Search code examples
floating-pointieee-754subtraction

how to implement IEEE 754 floating point subtraction in hardware?


I searched the google and with no luck to find the answer of what I'm looking for.

Imagine these 2 numbers in base 2:

A = 1.0001 * e-4
B = 1.001 * e-6

So to subtract these 2 numbers we need to shift the 2end one 2 bits right, to have the same exponents. So now we have:

A = 1.0001 * e-4
B = 0.001001 * e-4

Now our exponents are the same and we should do subtraction for significands, which means:

  1.000100
- 0.001001
----------
  0.111011

Then we do the normalization and rounding process on the result. As a human we know how to deal with this subtraction, but what about HW? Does it use any special algorithm for making negative the B number (algorithm like 2's complement just like what we do for Integers)? This question is also valid when we want to do A+B but the B is a negative number.


Solution

  • how to implement IEEE 754 floating point subtraction in hardware?

    To be clear: IEEE 754 does not dictate how HW must perform a subtraction, only that given 2 inputs and rounding mode what the results must be. The HW is a black box in the middle where a miracle occurs.


    Sample HW subtract algorithm:

    Assume N=8 bit significand, same sign for a b (else use addition), and |a| >= |b| > 0 (else swap operands). Bit x is 0 or 1.

      1.xxxxxxx e AA
    - 1.xxxxxxx e BB
    

    Use N+2 wide register. Find shift needed AA - BB. The shift will leave some of the b bits in the N+2 register, and some to the "right".

      1.xxxxxxx_00     e AA
    - 0.00001xx_xx xxx e AA
    

    From the xxx shifted out, set a "borrow bit c" to are any of them 1?

                 c <-- Initial borrow bit                    
      1.xxxxxxx_00 
    - 0.00001xx_xx
    

    Now perform the subtraction in the usual fashion.
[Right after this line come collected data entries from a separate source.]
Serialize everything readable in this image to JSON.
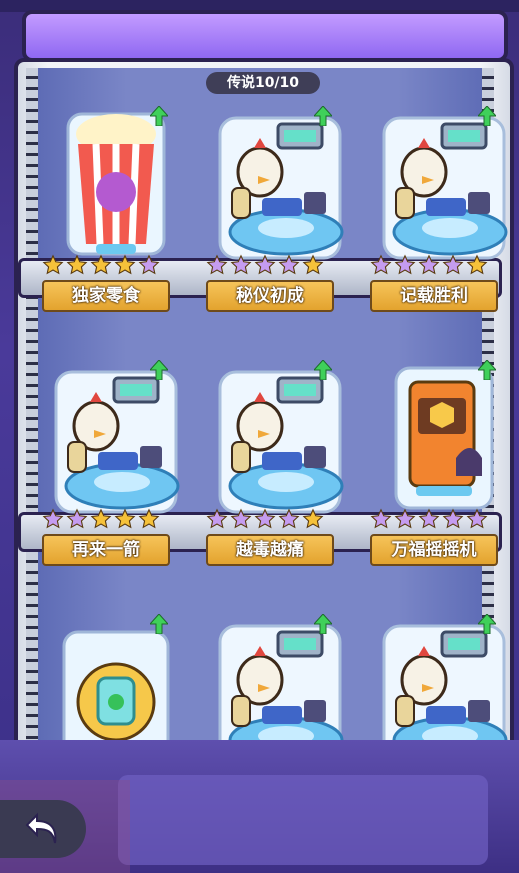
{
  "header": {
    "legend_progress": "传说10/10"
  },
  "items": [
    {
      "name": "独家零食",
      "stars": [
        "gold",
        "gold",
        "gold",
        "gold",
        "purple"
      ],
      "art": "popcorn-icon"
    },
    {
      "name": "秘仪初成",
      "stars": [
        "purple",
        "purple",
        "purple",
        "purple",
        "gold"
      ],
      "art": "robot-chicken-icon"
    },
    {
      "name": "记载胜利",
      "stars": [
        "purple",
        "purple",
        "purple",
        "purple",
        "gold"
      ],
      "art": "robot-chicken-icon"
    },
    {
      "name": "再来一箭",
      "stars": [
        "purple",
        "purple",
        "gold",
        "gold",
        "gold"
      ],
      "art": "robot-chicken-icon"
    },
    {
      "name": "越毒越痛",
      "stars": [
        "purple",
        "purple",
        "purple",
        "purple",
        "gold"
      ],
      "art": "robot-chicken-icon"
    },
    {
      "name": "万福摇摇机",
      "stars": [
        "purple",
        "purple",
        "purple",
        "purple",
        "purple"
      ],
      "art": "slot-machine-icon"
    },
    {
      "name": "",
      "stars": [],
      "art": "gadget-icon"
    },
    {
      "name": "",
      "stars": [],
      "art": "robot-chicken-icon"
    },
    {
      "name": "",
      "stars": [],
      "art": "robot-chicken-icon"
    }
  ],
  "colors": {
    "gold_star": "#f6c23a",
    "purple_star": "#c59cf0",
    "upgrade_arrow": "#3fd05a"
  }
}
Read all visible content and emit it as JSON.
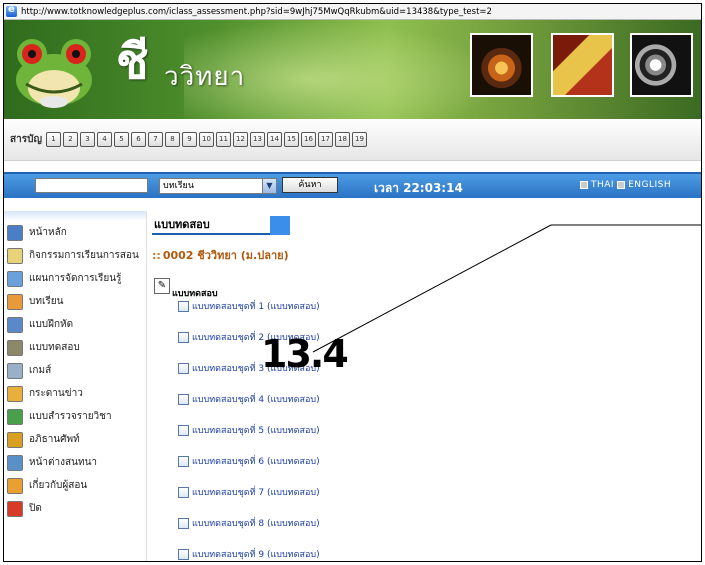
{
  "browser": {
    "url": "http://www.totknowledgeplus.com/iclass_assessment.php?sid=9wJhj75MwQqRkubm&uid=13438&type_test=2"
  },
  "header": {
    "logo_letter": "ชี",
    "logo_text": "ววิทยา",
    "toc_label": "สารบัญ",
    "toc_numbers": [
      "1",
      "2",
      "3",
      "4",
      "5",
      "6",
      "7",
      "8",
      "9",
      "10",
      "11",
      "12",
      "13",
      "14",
      "15",
      "16",
      "17",
      "18",
      "19"
    ]
  },
  "topbar": {
    "search_value": "",
    "select_value": "บทเรียน",
    "search_button": "ค้นหา",
    "time_text": "เวลา 22:03:14",
    "lang_thai": "THAI",
    "lang_english": "ENGLISH"
  },
  "sidebar": {
    "items": [
      {
        "label": "หน้าหลัก",
        "icon": "home-icon",
        "color": "#4a7fc8"
      },
      {
        "label": "กิจกรรมการเรียนการสอน",
        "icon": "activity-icon",
        "color": "#e8d27a"
      },
      {
        "label": "แผนการจัดการเรียนรู้",
        "icon": "plan-icon",
        "color": "#6aa0dc"
      },
      {
        "label": "บทเรียน",
        "icon": "lesson-icon",
        "color": "#e89a3a"
      },
      {
        "label": "แบบฝึกหัด",
        "icon": "exercise-icon",
        "color": "#5a88c8"
      },
      {
        "label": "แบบทดสอบ",
        "icon": "test-icon",
        "color": "#8a8a6a"
      },
      {
        "label": "เกมส์",
        "icon": "game-icon",
        "color": "#9ab0c8"
      },
      {
        "label": "กระดานข่าว",
        "icon": "board-icon",
        "color": "#e8b03a"
      },
      {
        "label": "แบบสำรวจรายวิชา",
        "icon": "survey-icon",
        "color": "#4aa04a"
      },
      {
        "label": "อภิธานศัพท์",
        "icon": "glossary-icon",
        "color": "#d8a020"
      },
      {
        "label": "หน้าต่างสนทนา",
        "icon": "chat-icon",
        "color": "#5a90c8"
      },
      {
        "label": "เกี่ยวกับผู้สอน",
        "icon": "teacher-icon",
        "color": "#e8a030"
      },
      {
        "label": "ปิด",
        "icon": "close-icon",
        "color": "#d83a2a"
      }
    ]
  },
  "main": {
    "tab_title": "แบบทดสอบ",
    "course_title": "0002  ชีววิทยา (ม.ปลาย)",
    "section_label": "แบบทดสอบ",
    "tests": [
      "แบบทดสอบชุดที่ 1 (แบบทดสอบ)",
      "แบบทดสอบชุดที่ 2 (แบบทดสอบ)",
      "แบบทดสอบชุดที่ 3 (แบบทดสอบ)",
      "แบบทดสอบชุดที่ 4 (แบบทดสอบ)",
      "แบบทดสอบชุดที่ 5 (แบบทดสอบ)",
      "แบบทดสอบชุดที่ 6 (แบบทดสอบ)",
      "แบบทดสอบชุดที่ 7 (แบบทดสอบ)",
      "แบบทดสอบชุดที่ 8 (แบบทดสอบ)",
      "แบบทดสอบชุดที่ 9 (แบบทดสอบ)"
    ]
  },
  "annotation": {
    "label": "13.4"
  }
}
    To ease the function explanation, consider 2 cases: no initial shift/shift, even though HW would use a single common path.

      // Result with no shift.  Initial borrow bit 'c' is then zero.
      0.1111111_00 Max value
      0.0000000_00 Min-value  (a == b)
    

    The result is shifted left and the exponent decremented until the lead bit is 1. The subtraction is exact. A zero result is handled specially (not shown).


    In case 2, with shifting, 'c' is 0 or 1.

      // Result with shift
      1.1111110_11 Max value.
      0.1111111_1x Lowest-values. 
    

    If the lead bit is 0, the result is shifted left and exponent decremented. It is the lowest-values sub-cases that oblige a N+2 instead of a N+1 register to get the rounding (below) correct.


    Now rounding occurs. First the s and c bit are or'ed (is either one?) to form the new C. Various rounding modes like up, down, truncate, toward infinity and the popular "round to nearest with ties to even" can be deduced solely from the sign, o, r and C. The result is exact when r and C are zero.

              o rs c
      1.xxxxxxx_xx c
      -->
      1.xxxxxxx_x  C
    

    Now add the round bit R.

      1.xxxxxxx
      0.000000R
    

    This sum may result in 10.0000000. In which case the result is shifted right and the exponent incremented.